Theory of Transformation Groups

Lie obtained his PhD at the University of Christiania in 1871 with a thesis entitled On a class of geometric transformations. The dissertation contained ideas from his first results published in Crelle’s Journal and also the work on contact transformations, a special case of these transformations being a transformation which maps a line into a sphere, which he had discovered while in Paris. The next year, the Norwegian Parliament established an extraordinary professorship for him. In 1884, Although Lie was producing highly innovative mathematics, he became increasingly sad at the lack of recognition he was receiving in the mathematical world. One reason was undoubtedly his isolation in Christiania, but a second reason was that his papers were not easily understood, partly through his style of writing and partly because his geometrical intuition greatly exceeded that of other mathematicians.
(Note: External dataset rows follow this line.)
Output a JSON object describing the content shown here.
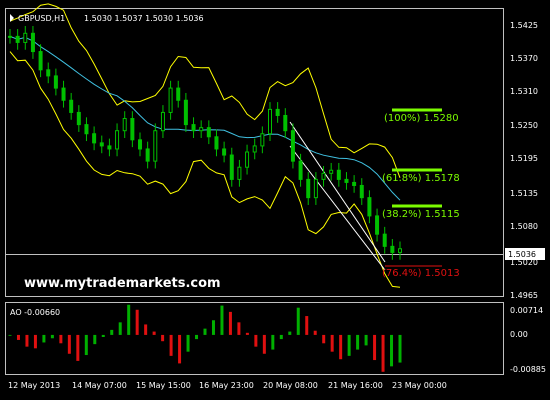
{
  "header": {
    "symbol": "GBPUSD,H1",
    "ohlc": "1.5030 1.5037 1.5030 1.5036"
  },
  "watermark": "www.mytrademarkets.com",
  "price_axis": {
    "ticks": [
      "1.5425",
      "1.5370",
      "1.5310",
      "1.5250",
      "1.5195",
      "1.5135",
      "1.5080",
      "1.5020",
      "1.4965"
    ],
    "current_price_label": "1.5036"
  },
  "fib_levels": [
    {
      "label": "(100%) 1.5280",
      "color": "#7cfc00"
    },
    {
      "label": "(61.8%) 1.5178",
      "color": "#7cfc00"
    },
    {
      "label": "(38.2%) 1.5115",
      "color": "#7cfc00"
    },
    {
      "label": "(76.4%) 1.5013",
      "color": "#e01010"
    }
  ],
  "indicator": {
    "name": "AO -0.00660",
    "ticks": [
      "0.00714",
      "0.00",
      "-0.00885"
    ]
  },
  "time_axis": [
    "12 May 2013",
    "14 May 07:00",
    "15 May 15:00",
    "16 May 23:00",
    "20 May 08:00",
    "21 May 16:00",
    "23 May 00:00"
  ],
  "colors": {
    "background": "#000000",
    "grid_frame": "#c0c0c0",
    "candle": "#00c000",
    "bollinger": "#ffff00",
    "moving_average": "#40c0e0",
    "channel": "#ffffff",
    "ao_up": "#00b000",
    "ao_down": "#e01010",
    "fib_green": "#7cfc00",
    "fib_red": "#e01010"
  },
  "chart_data": {
    "type": "line",
    "description_free": true,
    "price_close_estimates": [
      1.5385,
      1.5375,
      1.539,
      1.536,
      1.533,
      1.532,
      1.53,
      1.528,
      1.526,
      1.524,
      1.5225,
      1.521,
      1.5205,
      1.52,
      1.523,
      1.525,
      1.5215,
      1.52,
      1.518,
      1.523,
      1.526,
      1.53,
      1.528,
      1.524,
      1.523,
      1.5235,
      1.522,
      1.52,
      1.519,
      1.515,
      1.517,
      1.5195,
      1.5205,
      1.5225,
      1.5265,
      1.5255,
      1.523,
      1.518,
      1.515,
      1.512,
      1.515,
      1.516,
      1.5165,
      1.515,
      1.5145,
      1.514,
      1.512,
      1.509,
      1.506,
      1.504,
      1.503,
      1.5036
    ],
    "ao_estimates": [
      -0.0002,
      -0.0012,
      -0.0028,
      -0.0032,
      -0.0018,
      -0.0008,
      -0.002,
      -0.0045,
      -0.0062,
      -0.0048,
      -0.0022,
      -0.0005,
      0.0012,
      0.003,
      0.0072,
      0.006,
      0.0025,
      0.0008,
      -0.0015,
      -0.005,
      -0.0068,
      -0.004,
      -0.001,
      0.0015,
      0.0035,
      0.007,
      0.0055,
      0.003,
      0.0005,
      -0.0028,
      -0.0045,
      -0.0035,
      -0.001,
      0.0008,
      0.0065,
      0.0045,
      0.001,
      -0.002,
      -0.004,
      -0.0058,
      -0.005,
      -0.0035,
      -0.0025,
      -0.006,
      -0.0088,
      -0.0075,
      -0.0066
    ],
    "ylim": [
      1.4965,
      1.5425
    ],
    "ao_ylim": [
      -0.00885,
      0.00714
    ]
  }
}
Klein, realising the problems, had the excellent idea of sending Friedrich Engel to Christiania to help Lie.[1] Engel, who had received his doctorate from Leipzig in 1883 having studied under Adolph Mayer writing a thesis on contact transformations, would help Lie to write his most important treatise, Theorie der Transformationsgruppen, published in Leipzig in three volumes from 1888 to 1893.

Final Years in Göttingen

In 1886 Lie became professor at Leipzig as successor of Felix Klein, who had moved on to Göttingen.[3] In November 1889, Lie suffered a mental breakdown and had to be hospitalized until June 1890. After that, he returned to his post, but over the years his anaemia progressed to the point where he decided to return to his homeland. Consequently, in 1898 he tendered his resignation in May, and left for home in September the same year. Sophus Lie died the following year, in February 1899, at age 56 of the then incurable pernicious anemia.

Lie’s Mathematical Achievements

Lie founded the theory of continuous symmetry and used it to study differential equations and geometric structures. Continuous or continuous symmetry operations are, for example, shifts and rotations around arbitrary, also infinitesimal, amounts, in contrast to discrete symmetry operations such as reflections. Based on his work, he developed an algorithm for the numerical integration of differential equations (Lie-Integration) or the method of footpoint transformation. In order to investigate and apply continuous transformation groups (today called Lie groups), he linearized the transformations and investigated the infinitesimal generators. The linkage properties of the Lie group can be expressed by commutators of the generators; today, the commutator algebra of the generators is called Lie algebra. Hermann Weyl used Lie’s work on group theory in his papers from 1922 and 1923, and Lie groups today play a role in quantum mechanics.[9]

Lie was a foreign member of the Royal Society, as well as an honorary member of the Cambridge Philosophical Society and the London Mathematical Society, and his geometrical inquiries gained him the much-coveted honour of the Lobatchewsky prize.